The report also comments on Chorus’s dividend policy.  The current return on equity is 29.7%.  The comparable figure for selected New Zealand infrastructure companies is 12.5% and for selected Australian infrastructure companies 11.2%.  Its dividend yield was also significantly higher than that for comparable companies.  The need for some reduction appears strong and this will not sell the company broke, despite Key’s assertions to the contrary.

There have been some worrying aspects about the release of the report.  It was dated December 12 and was presumably delivered to the Minister that day.  Chorus’s share price had taken a hammering during the axe the copper tax campaign.  Its shares were worth $3.03 each in August but this price sank to $1.33 on December 11.  Its price surged to $1.47 on December 12 and with 3 million shares being traded there was a lot of activity.  The phrase insider trading has been used to describe this activity.  Although Milford Asset Management had publicly recommended Chorus shares you do get a sneaky feeling that someone in the Beehive may have had a peek at the report and then mentioned it to someone.

TUANZ certainly smells a rat.  TVNZ reports:

NZX, the stock exchange operator, is declining comment on a claim by telecommunications lobbyists that there’s an emerging pattern of spikes in the Chorus share price ahead of the release of market-sensitive information from the government.  The chief executive of the Telecommunications Users Association of New Zealand, Paul Brislen, cited two incidents, in August and in the last five days, where an imminent announcement from Communications Minister Amy Adams and a price spike in the telecommunications infrastructure provider’s shares were linked.

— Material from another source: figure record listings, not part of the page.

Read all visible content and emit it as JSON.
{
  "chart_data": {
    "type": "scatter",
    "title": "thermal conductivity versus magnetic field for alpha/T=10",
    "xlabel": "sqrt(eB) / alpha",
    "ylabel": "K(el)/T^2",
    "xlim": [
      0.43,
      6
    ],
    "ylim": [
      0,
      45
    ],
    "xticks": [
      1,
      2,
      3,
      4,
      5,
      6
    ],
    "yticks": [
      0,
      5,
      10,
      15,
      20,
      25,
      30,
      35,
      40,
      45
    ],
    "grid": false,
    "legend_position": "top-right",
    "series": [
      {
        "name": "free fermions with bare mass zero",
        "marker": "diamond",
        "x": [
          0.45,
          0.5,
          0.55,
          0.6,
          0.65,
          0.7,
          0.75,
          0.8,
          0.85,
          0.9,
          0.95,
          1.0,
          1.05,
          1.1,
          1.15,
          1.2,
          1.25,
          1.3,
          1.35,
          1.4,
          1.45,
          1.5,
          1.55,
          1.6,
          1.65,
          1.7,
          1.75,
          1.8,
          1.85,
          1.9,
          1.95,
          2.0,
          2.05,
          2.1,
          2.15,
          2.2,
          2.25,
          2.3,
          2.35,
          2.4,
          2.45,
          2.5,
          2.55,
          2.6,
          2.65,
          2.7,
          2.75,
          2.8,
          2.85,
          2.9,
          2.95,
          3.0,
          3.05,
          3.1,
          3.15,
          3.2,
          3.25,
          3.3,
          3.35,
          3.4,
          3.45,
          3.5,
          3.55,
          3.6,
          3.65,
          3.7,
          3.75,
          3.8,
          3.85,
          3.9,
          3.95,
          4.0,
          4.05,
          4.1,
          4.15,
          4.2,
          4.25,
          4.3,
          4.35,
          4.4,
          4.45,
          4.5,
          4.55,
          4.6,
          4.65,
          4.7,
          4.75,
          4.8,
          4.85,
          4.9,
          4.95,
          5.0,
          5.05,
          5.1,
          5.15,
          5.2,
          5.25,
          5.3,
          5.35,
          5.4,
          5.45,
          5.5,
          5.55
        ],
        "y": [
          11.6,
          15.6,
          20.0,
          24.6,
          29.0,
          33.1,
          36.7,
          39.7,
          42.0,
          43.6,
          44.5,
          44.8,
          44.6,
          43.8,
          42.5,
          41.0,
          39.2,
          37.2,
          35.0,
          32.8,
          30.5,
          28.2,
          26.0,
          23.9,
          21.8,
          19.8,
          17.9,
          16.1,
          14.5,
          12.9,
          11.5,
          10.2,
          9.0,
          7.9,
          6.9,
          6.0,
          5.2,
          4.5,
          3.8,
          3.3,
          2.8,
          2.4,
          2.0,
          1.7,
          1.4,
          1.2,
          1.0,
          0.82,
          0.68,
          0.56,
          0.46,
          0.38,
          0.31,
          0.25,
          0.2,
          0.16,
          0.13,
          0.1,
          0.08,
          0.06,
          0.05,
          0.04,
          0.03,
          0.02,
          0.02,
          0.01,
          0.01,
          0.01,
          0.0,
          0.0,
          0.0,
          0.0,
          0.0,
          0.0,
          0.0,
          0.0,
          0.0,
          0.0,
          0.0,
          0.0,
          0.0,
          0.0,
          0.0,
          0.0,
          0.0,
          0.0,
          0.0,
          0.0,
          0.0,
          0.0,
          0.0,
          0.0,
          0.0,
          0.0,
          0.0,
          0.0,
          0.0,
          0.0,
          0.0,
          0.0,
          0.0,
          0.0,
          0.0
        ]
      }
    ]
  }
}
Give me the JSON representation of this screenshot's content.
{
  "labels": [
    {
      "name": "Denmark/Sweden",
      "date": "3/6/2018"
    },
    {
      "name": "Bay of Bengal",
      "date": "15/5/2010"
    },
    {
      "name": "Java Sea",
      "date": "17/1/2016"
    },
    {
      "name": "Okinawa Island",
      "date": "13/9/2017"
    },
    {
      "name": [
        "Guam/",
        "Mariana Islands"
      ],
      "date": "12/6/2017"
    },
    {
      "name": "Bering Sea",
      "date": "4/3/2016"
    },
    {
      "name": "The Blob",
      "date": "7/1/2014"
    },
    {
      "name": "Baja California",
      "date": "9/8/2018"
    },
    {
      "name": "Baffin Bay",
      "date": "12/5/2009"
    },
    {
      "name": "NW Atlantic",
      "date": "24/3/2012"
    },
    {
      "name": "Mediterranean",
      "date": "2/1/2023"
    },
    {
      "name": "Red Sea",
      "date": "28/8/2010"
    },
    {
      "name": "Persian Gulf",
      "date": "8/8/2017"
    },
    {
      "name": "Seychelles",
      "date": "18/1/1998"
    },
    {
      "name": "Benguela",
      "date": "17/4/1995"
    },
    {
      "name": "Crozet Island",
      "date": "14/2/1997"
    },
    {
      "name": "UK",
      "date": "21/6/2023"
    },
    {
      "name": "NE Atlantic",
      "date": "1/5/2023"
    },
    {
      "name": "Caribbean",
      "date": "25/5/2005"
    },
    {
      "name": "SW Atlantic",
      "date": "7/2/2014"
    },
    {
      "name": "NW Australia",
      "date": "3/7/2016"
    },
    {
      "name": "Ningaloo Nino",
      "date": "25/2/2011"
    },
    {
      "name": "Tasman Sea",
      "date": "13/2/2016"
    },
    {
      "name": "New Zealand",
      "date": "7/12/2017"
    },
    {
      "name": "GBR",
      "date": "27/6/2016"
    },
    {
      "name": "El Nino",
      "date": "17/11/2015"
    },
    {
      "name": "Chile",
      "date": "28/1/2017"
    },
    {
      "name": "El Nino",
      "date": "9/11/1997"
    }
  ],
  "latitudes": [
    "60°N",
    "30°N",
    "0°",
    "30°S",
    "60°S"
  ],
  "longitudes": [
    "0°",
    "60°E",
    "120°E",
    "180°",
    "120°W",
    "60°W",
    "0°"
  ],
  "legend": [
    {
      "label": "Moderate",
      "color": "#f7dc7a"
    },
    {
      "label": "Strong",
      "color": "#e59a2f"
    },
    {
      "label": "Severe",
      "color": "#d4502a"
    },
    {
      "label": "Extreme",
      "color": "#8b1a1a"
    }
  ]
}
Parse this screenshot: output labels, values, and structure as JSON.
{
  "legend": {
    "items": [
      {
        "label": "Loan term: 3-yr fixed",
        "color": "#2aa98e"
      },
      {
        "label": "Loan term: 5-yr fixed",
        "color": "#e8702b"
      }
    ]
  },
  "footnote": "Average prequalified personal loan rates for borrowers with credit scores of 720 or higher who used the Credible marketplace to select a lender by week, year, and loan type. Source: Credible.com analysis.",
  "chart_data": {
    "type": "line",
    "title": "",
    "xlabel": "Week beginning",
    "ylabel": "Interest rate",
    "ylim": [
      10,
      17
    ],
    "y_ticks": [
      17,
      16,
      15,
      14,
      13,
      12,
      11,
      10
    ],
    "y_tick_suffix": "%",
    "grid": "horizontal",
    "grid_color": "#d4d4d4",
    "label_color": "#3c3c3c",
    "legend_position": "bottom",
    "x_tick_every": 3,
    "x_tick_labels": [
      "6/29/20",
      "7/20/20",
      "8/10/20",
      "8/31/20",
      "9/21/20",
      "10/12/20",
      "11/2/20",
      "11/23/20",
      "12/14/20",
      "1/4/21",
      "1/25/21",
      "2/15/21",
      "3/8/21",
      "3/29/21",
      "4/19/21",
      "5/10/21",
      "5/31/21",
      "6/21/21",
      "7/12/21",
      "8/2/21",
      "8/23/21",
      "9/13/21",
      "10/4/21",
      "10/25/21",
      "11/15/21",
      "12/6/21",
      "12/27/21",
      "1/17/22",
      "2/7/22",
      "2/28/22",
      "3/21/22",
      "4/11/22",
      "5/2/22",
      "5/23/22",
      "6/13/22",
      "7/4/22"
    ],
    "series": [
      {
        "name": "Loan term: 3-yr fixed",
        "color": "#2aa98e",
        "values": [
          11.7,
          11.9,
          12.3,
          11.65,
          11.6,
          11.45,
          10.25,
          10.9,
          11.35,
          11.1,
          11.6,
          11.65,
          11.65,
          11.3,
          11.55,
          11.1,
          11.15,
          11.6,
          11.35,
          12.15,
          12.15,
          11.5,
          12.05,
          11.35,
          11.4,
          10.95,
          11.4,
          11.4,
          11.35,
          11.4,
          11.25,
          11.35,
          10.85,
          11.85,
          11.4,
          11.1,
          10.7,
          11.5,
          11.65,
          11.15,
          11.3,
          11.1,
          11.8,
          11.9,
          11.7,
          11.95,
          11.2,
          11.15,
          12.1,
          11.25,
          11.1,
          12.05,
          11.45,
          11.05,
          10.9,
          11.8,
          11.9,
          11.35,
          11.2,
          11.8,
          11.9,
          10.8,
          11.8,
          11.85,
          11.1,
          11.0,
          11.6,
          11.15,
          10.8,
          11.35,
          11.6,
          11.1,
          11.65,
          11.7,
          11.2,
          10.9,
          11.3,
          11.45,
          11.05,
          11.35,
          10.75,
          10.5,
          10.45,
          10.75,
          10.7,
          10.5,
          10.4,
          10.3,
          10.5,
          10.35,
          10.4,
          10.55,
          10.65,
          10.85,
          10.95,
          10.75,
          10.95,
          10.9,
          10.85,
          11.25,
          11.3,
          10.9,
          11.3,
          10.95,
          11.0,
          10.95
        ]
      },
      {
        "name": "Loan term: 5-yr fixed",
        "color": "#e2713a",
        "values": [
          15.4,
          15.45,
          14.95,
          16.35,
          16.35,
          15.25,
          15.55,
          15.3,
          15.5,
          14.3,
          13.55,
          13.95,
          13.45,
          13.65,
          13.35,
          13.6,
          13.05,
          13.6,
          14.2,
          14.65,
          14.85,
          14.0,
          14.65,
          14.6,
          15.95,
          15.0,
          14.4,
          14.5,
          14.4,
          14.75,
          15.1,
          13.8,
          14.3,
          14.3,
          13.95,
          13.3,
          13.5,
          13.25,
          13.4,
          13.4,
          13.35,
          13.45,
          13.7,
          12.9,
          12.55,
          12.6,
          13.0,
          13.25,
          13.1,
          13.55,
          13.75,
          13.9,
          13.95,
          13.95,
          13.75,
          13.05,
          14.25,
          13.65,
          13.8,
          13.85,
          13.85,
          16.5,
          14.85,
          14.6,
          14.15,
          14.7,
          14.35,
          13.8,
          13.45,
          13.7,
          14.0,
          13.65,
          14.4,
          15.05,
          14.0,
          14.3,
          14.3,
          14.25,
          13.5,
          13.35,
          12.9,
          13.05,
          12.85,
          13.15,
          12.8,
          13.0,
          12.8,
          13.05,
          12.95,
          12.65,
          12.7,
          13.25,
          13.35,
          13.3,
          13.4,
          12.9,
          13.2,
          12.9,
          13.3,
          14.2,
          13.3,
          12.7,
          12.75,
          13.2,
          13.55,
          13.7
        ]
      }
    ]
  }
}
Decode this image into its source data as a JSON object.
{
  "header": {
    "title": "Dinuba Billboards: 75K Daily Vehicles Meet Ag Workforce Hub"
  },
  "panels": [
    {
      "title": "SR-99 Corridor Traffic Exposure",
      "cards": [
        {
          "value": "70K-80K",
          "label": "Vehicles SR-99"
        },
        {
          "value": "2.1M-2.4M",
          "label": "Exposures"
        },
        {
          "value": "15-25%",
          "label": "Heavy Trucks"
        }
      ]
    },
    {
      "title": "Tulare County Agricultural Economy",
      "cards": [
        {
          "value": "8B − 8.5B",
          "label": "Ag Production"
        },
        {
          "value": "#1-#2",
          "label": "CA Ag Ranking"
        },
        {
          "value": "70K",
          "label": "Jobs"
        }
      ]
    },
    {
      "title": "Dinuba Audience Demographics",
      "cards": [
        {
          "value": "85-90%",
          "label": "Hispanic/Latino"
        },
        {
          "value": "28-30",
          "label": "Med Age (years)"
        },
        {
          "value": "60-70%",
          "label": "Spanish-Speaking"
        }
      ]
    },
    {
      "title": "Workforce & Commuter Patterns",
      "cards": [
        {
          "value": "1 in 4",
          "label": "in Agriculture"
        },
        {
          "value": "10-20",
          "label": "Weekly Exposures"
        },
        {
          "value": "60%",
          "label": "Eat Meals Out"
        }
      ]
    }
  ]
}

“It seems when Ms Adams makes a market-sensitive announcement, shares in Chorus move significantly beforehand but not after,” said Brislen in a statement.

The report notes that the eventual cost of copper broadband, at $34.44 per month would be lower than that for fibre optic cable which will be $37.50.  Given that fibre is considerably superior to copper this is not unusual.

The earlier incident was in August when during the 7 days leading up to the Government’s announcement of a discussion paper suggesting changes to the law to help Chorus the share price went from $2.70 to $3.03.  Movement in the share price after the announcement of a very generous package would have been understandable but movement before is rather odd to put it mildly.

So in typical style the Government appears to be readying itself for some more corporate largesse to a company that does not need it.  And you have to wonder if TUANZ is right in its concern that some insider trading has occurred.